CARIBOU, Maine — Contractors with Soderberg Construction began digging the foundation for a new park across the street from Teague Park’s former location on Bennett Drive last week. The construction of this park, and another small park on Main Street, are part of a $50 million Pre-K through eight school project funded primarily by the Maine Department of Education.

During the planning phase of the new school projects, architects conducted a study analyzing several potential locations for the facility and ultimately decided to place it where Teague Park formerly stood. 

Contractors with Soderberg Construction work on the foundation for a new park across the street from Teague Park’s former location on Bennett Drive on Monday, July 15.
(Chris Bouchard)

Though this spot scored highest in several areas based on their standards, constructing a school there requires school officials to relocate the park to another location based on National Park Service standards, as the parcel was gifted to the city and receives federal protection via the Land and Water Conservation Fund

The result is that the new park will be moved across the road and essentially include all of the offerings of the old one, including a softball field, a park building, four basketball courts, and two tennis courts. 

Next year, Marquis said a splash pad will be added to the new Bennett Drive park.

“It’s going well,” said Caribou Parks and Recreation Superintendent Gary Marquis. “They just dug a new foundation for the new park building.
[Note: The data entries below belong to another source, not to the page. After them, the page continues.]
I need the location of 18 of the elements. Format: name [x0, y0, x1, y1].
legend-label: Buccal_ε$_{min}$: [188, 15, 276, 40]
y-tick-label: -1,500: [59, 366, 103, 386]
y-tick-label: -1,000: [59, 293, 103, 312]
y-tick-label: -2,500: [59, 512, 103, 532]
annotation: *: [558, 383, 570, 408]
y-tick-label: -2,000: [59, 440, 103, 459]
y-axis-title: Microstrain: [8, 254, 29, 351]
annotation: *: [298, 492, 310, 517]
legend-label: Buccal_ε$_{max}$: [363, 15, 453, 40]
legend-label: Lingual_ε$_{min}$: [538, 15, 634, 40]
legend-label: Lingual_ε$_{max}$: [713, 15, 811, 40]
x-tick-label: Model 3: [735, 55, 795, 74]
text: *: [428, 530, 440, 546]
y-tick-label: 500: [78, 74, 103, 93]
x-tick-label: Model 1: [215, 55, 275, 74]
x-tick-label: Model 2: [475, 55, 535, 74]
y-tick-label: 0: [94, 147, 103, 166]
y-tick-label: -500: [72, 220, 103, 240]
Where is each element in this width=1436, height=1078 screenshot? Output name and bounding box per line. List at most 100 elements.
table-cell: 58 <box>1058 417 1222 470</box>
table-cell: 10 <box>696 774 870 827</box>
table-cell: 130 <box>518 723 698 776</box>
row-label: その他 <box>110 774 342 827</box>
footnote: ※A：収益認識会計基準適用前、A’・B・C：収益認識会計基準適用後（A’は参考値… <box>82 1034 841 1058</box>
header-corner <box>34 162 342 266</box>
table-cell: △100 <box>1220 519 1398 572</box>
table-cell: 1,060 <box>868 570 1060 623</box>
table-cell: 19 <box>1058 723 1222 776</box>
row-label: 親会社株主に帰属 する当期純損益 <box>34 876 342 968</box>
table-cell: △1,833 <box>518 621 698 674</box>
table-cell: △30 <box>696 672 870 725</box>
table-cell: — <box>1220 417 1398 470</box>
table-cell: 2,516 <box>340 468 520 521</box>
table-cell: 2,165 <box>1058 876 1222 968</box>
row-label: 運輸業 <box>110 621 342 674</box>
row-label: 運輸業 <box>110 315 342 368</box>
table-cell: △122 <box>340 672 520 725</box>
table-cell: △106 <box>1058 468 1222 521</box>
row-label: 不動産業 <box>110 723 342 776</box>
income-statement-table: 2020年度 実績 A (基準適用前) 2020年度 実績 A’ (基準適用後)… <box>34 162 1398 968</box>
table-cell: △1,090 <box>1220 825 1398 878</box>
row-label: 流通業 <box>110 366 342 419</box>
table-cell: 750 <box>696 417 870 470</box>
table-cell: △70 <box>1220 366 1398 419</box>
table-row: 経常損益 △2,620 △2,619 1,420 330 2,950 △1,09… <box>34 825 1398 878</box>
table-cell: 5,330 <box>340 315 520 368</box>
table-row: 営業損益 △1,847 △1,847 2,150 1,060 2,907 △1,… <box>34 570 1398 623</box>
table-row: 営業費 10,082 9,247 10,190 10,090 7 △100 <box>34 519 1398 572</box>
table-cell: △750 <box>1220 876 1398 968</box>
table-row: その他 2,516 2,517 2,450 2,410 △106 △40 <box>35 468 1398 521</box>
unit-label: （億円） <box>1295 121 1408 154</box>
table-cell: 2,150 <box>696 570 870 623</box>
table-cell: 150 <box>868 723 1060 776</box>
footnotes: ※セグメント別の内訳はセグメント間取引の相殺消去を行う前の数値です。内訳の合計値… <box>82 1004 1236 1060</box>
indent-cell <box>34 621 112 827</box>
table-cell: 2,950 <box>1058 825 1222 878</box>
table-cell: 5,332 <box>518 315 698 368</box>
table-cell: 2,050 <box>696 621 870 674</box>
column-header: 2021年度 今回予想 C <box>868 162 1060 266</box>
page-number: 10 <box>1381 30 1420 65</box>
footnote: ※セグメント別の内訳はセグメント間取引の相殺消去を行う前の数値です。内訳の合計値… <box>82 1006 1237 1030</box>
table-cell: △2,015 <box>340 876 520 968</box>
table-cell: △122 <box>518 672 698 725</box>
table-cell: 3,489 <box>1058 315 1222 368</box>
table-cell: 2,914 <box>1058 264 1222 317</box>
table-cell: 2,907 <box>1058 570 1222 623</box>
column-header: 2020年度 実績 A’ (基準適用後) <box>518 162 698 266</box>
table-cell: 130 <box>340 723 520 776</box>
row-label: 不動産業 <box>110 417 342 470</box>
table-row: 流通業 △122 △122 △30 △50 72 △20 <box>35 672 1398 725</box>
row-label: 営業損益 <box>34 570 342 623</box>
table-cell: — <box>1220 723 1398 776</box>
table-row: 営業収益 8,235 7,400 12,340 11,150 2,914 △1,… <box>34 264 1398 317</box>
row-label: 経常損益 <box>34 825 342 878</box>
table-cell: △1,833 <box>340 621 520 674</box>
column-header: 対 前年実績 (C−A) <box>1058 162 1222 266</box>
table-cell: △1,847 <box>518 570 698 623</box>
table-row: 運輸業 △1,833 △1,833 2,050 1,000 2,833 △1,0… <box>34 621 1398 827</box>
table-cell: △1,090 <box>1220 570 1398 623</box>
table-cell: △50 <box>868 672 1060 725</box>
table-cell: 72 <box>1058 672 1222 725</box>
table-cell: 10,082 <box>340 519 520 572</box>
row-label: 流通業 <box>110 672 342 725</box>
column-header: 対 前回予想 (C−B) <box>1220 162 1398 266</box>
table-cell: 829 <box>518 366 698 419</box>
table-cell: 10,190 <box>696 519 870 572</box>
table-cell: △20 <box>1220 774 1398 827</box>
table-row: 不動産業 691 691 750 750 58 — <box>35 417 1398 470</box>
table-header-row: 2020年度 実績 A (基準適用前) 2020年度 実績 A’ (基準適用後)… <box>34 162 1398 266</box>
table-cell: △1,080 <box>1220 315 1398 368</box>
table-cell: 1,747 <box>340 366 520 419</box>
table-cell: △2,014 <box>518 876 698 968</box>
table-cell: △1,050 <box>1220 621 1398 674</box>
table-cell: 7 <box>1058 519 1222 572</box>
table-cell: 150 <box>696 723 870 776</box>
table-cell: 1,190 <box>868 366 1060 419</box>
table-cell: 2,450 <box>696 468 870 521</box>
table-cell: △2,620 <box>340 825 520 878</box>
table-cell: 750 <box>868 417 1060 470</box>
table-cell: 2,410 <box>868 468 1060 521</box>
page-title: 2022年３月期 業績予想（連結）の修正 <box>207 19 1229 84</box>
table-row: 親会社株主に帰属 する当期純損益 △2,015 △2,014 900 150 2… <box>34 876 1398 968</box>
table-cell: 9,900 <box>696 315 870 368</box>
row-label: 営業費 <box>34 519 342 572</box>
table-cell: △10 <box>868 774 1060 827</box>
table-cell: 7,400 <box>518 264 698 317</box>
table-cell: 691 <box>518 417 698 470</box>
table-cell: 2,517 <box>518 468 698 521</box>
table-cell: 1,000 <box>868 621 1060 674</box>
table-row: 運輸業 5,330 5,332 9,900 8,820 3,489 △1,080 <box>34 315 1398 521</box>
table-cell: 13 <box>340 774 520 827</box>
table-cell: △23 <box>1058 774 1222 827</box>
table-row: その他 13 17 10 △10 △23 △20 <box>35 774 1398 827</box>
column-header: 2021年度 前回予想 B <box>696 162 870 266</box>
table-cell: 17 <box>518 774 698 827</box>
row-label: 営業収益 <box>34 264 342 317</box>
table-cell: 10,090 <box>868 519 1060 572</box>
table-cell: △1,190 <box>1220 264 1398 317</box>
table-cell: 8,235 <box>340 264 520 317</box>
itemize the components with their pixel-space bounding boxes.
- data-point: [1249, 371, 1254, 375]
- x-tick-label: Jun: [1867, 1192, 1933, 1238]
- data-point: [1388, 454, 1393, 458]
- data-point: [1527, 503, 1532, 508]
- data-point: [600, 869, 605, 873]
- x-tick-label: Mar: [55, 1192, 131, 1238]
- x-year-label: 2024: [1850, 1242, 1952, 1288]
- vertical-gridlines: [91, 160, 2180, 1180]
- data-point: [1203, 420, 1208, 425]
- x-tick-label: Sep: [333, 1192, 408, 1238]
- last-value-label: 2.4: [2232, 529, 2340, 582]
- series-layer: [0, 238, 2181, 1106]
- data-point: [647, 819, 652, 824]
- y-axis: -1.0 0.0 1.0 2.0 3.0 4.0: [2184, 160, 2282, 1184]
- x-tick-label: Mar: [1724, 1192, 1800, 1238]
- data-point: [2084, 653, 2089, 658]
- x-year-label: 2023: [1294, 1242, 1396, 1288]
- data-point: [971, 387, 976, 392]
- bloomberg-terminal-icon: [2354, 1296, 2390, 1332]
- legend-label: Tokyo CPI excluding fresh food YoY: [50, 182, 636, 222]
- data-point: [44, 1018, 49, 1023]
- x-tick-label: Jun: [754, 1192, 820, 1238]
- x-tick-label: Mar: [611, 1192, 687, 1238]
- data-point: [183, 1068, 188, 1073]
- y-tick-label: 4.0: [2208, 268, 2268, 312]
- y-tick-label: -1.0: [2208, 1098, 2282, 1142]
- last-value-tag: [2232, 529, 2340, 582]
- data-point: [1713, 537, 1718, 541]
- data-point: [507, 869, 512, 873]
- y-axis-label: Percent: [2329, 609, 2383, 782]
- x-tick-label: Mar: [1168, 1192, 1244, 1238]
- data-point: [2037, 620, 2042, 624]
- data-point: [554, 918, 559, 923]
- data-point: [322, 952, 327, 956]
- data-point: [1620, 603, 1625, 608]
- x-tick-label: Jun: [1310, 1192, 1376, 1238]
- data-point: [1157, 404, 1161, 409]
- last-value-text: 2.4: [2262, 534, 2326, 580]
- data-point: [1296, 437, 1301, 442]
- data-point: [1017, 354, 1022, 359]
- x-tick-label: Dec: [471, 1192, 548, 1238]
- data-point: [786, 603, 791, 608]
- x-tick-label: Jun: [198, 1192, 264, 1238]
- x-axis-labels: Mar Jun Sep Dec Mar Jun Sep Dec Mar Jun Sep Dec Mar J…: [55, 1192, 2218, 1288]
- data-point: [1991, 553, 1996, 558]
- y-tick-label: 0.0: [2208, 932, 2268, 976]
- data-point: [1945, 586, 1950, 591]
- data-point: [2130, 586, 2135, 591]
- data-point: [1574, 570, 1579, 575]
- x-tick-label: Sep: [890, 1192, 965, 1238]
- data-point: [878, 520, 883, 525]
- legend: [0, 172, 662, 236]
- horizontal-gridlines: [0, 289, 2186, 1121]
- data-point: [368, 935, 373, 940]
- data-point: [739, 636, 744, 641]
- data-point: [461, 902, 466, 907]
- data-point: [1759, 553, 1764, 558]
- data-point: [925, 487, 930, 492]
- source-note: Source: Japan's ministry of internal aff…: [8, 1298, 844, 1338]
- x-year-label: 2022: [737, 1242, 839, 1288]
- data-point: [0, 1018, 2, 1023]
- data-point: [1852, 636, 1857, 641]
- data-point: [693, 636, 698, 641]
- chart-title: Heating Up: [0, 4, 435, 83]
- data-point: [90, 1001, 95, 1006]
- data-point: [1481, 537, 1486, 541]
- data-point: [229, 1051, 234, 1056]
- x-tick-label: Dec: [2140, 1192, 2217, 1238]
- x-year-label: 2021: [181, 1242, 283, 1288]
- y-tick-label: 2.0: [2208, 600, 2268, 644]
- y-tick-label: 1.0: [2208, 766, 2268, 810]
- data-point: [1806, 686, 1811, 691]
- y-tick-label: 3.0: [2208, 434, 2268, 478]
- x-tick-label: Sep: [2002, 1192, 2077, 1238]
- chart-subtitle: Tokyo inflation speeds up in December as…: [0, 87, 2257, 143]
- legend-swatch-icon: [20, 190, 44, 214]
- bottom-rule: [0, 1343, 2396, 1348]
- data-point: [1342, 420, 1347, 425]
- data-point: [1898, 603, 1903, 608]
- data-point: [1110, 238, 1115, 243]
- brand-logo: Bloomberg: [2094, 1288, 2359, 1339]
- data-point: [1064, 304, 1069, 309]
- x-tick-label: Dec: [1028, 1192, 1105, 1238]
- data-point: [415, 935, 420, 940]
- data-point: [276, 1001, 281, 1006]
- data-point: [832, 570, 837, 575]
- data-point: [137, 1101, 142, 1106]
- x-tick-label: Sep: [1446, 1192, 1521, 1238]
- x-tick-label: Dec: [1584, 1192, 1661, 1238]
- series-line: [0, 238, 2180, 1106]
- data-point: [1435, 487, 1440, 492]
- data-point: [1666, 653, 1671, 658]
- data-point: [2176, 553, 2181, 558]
And we met with some inspectors on Monday to look over some topsoil and they’re going to start screening that. They’re also putting in all the underdrain for the softball field, so things are progressing.”

Contractors with Soderberg Construction work on the foundation for a new park across the street from Teague Park’s former location on Bennett Drive on Monday, July 15.
(Chris Bouchard)

In order to meet NPS standards for equivalent land size and value in the park transition, the Parks and Rec Department will also build an additional, smaller park on Main Street at the former Sincock Administrative Building location. 

“Soderberg tore the building down for the city at no cost, leveled the ground off and seeded everything down,” Marquis said. “Now it’s our responsibility to turn it into a park per the parameters of the National Park Service.”

He said the department is considering turning the area on Main Street where the Sincock Administration Building formerly stood into a dog park, something he and other city officials have been discussing for several years.

“There is a need for a dog park in the city,” he said, “and we’ll be doing all the work of installing fencing and putting up obstacles for the dogs. That project is slowly progressing, not as fast as I’d like because we’ve got so many other irons in the fire, but a brand new school and park are going to be a nice addition to the community.”